Nicola também teve uma atuação importante fora de seu próprio processo criativo. Em 1976, criou a Trienal de Tapeçaria, em São Paulo, iniciativa que teve três edições. A criação desse evento demonstra seu interesse em fortalecer a tapeçaria como campo artístico e criar oportunidades para que outros artistas explorassem a linguagem têxtil. 

Outro capítulo fascinante de sua trajetória foi seu interesse pela arte plumária brasileira. A partir da década de 1970, Nicola tornou-se colecionador e estudioso desse universo, aproximando-se das tradições indígenas e das diferentes formas de utilização das penas como elementos de expressão cultural. Em 1980, organizou a exposição “Arte Plumária no Brasil”, no Museu de Arte Moderna de São Paulo, reunindo peças relacionadas a diferentes povos indígenas. Posteriormente, participou da publicação de um livro sobre a arte plumária indígena brasileira, em coautoria com a antropóloga Sônia Ferraro Dorta. 

Esse interesse ajuda a compreender ainda melhor sua produção artística. A aproximação com materiais naturais não era uma simples escolha estética. Havia também uma curiosidade sobre a relação entre matéria, cultura e identidade. Penas, fibras, raízes e outros elementos carregam histórias próprias e podem funcionar como pontes entre o mundo natural e a experiência humana.

Nas últimas décadas de sua carreira, Nicola continuou demonstrando disposição para experimentar.

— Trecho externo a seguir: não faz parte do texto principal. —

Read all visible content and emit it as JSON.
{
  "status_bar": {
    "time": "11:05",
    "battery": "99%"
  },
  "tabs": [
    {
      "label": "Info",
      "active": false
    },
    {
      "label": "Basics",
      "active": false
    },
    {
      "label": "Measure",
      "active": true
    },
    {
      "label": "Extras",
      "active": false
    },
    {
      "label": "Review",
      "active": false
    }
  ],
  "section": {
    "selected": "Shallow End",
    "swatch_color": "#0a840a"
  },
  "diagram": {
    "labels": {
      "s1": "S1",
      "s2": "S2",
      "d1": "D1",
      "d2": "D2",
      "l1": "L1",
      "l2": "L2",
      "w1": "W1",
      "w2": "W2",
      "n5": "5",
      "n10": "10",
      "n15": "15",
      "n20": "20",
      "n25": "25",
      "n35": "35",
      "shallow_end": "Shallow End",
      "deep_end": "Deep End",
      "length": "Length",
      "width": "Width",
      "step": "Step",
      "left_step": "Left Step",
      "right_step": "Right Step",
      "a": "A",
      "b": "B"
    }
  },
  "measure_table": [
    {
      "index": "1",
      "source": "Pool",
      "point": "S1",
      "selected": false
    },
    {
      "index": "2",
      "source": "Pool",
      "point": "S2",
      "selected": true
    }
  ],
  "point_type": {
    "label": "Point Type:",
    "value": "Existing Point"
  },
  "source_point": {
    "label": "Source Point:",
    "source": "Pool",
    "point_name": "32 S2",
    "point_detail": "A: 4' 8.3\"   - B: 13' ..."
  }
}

No final dos anos 1990, passou a produzir gravuras utilizando recursos computacionais, chegando a apresentar algumas dessas experiências em 2000. É significativo que um artista profundamente identificado com o universo artesanal tenha se aproximado de uma tecnologia então relativamente nova. Isso demonstra que sua preocupação fundamental nunca foi defender uma técnica específica, mas investigar as possibilidades da criação. 

Essa capacidade de mudança talvez seja uma das maiores características de seu legado. Nicola não ficou preso à imagem tradicional do tapeceiro. Ele transitou entre pintura, desenho, gravura, escultura e arte têxtil, permitindo que uma linguagem contaminasse a outra. Sua obra mostra que as fronteiras entre essas categorias podem ser muito mais frágeis do que parecem.

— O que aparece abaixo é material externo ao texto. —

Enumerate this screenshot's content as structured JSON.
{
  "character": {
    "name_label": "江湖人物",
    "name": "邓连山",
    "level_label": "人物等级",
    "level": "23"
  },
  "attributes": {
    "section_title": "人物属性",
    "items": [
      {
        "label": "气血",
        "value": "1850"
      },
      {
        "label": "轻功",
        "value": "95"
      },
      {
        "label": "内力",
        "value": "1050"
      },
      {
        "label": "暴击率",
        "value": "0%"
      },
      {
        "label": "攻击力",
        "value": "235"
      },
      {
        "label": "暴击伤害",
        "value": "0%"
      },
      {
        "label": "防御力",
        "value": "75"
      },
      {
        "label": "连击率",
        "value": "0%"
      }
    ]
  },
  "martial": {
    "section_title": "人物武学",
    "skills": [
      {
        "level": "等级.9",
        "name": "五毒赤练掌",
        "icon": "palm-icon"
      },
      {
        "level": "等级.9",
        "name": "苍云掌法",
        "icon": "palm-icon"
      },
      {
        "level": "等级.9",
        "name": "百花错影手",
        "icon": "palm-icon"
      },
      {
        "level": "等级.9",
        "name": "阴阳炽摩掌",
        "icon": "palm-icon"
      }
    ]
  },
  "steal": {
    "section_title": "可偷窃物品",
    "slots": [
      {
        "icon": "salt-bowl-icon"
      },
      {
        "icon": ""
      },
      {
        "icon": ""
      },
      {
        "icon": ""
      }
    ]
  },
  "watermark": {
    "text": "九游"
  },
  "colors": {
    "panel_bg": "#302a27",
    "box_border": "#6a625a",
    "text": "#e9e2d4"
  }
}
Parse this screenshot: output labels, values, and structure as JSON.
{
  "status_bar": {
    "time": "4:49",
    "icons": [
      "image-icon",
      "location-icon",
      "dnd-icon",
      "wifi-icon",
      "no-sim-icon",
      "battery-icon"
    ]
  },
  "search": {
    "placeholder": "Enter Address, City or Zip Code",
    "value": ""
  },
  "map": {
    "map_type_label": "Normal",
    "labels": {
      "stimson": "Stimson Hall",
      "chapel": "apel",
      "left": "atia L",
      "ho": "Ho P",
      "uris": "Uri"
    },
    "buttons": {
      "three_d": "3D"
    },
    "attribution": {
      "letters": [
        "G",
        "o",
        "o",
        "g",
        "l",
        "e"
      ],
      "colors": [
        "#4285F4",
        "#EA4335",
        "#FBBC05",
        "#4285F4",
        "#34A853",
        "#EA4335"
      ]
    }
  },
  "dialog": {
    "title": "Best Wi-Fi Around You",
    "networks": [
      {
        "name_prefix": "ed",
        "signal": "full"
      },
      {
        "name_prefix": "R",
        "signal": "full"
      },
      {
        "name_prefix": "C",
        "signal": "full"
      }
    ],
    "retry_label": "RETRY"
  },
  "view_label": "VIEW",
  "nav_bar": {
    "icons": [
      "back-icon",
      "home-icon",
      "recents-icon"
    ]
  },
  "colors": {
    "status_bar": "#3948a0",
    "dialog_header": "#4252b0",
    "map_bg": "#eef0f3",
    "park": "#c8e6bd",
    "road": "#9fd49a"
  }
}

O reconhecimento de sua importância continuou depois de sua morte. Em 2009, a Pinacoteca do Estado de São Paulo apresentou a exposição “Norberto Nicola, tapeçaria contemporânea”, dedicada à sua produção. Décadas depois, sua obra continuou aparecendo em exposições e projetos voltados à história da tapeçaria moderna brasileira, incluindo iniciativas dedicadas ao legado do Ateliê Douchez-Nicola. 

O legado de Norberto Nicola está, portanto, muito além de uma coleção de tapeçarias. Ele representa uma mudança de olhar. Ao transformar fios em volumes, materiais naturais em elementos artísticos e superfícies em objetos, Nicola ampliou a própria definição do que poderia ser uma obra têxtil. Sua arte convida o público a olhar, mas também a imaginar a matéria, perceber a textura e compreender que uma obra pode existir não apenas como imagem, mas como corpo dentro do espaço.

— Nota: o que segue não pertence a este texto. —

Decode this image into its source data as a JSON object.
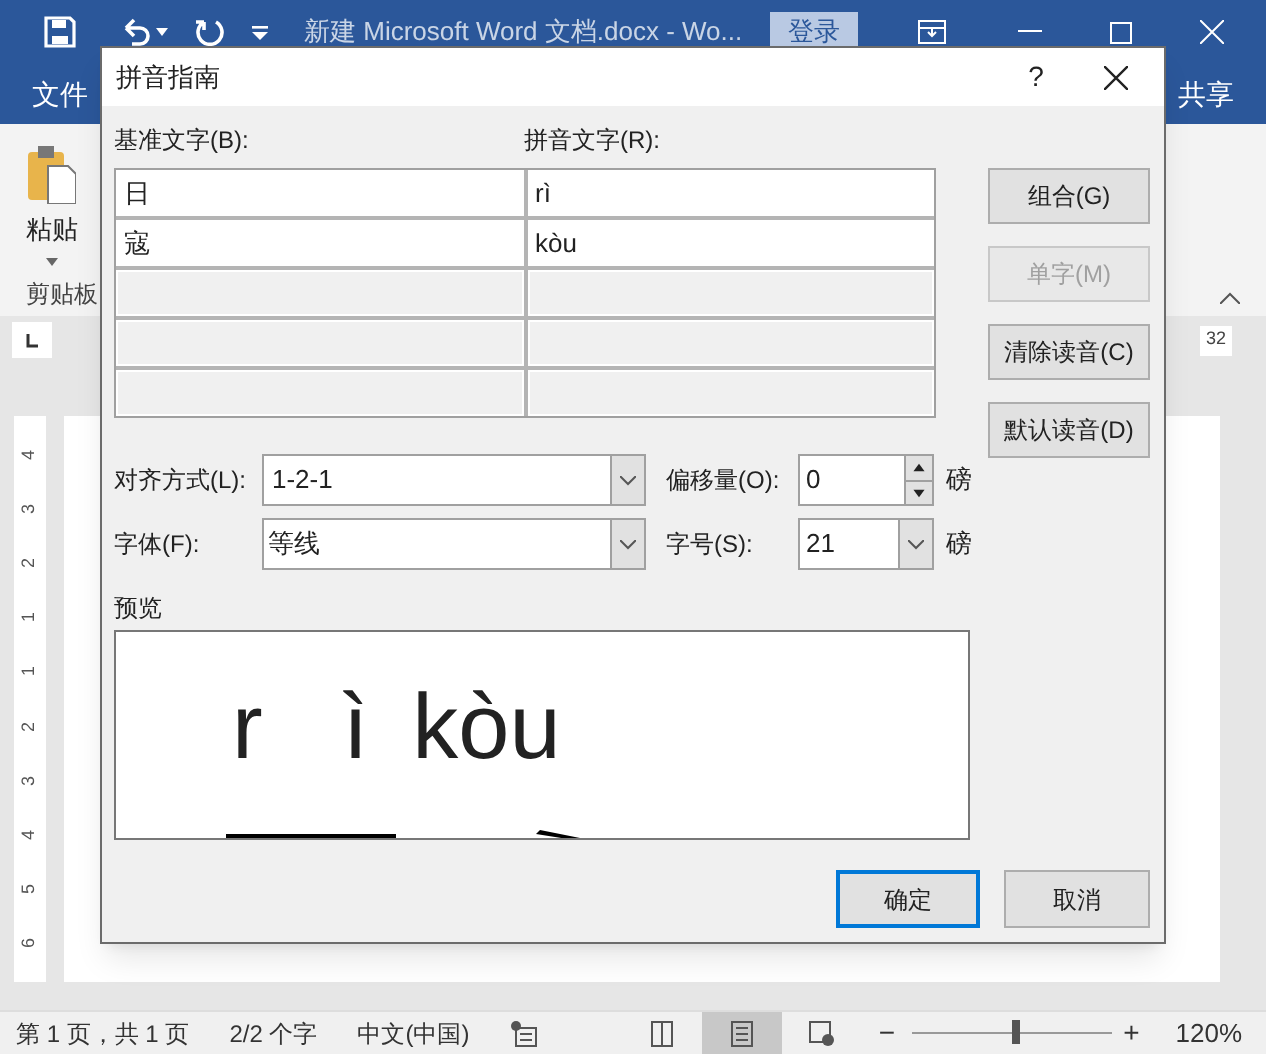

Hoje, observar uma criação de Norberto Nicola significa entrar em contato com uma trajetória marcada pela curiosidade e pela experimentação. Suas obras possuem uma força que nasce justamente da união entre tradição e inovação. O conhecimento adquirido com a tapeçaria histórica encontra a liberdade da arte moderna; a geometria dialoga com formas orgânicas; a cor encontra a textura; o artesanal encontra o escultórico.

É essa capacidade de transformar materiais simples em experiências visuais complexas que faz de Norberto Nicola uma figura fundamental da arte brasileira. Sua contribuição ajudou a colocar a tapeçaria em outro patamar, mostrando que fios podem construir não apenas desenhos, mas espaços, atmosferas e pensamentos. Sua obra permanece como testemunho de um artista que nunca aceitou limites rígidos para a criação e que encontrou, na matéria, uma maneira extraordinariamente própria de falar sobre arte, natureza, cultura e transformação.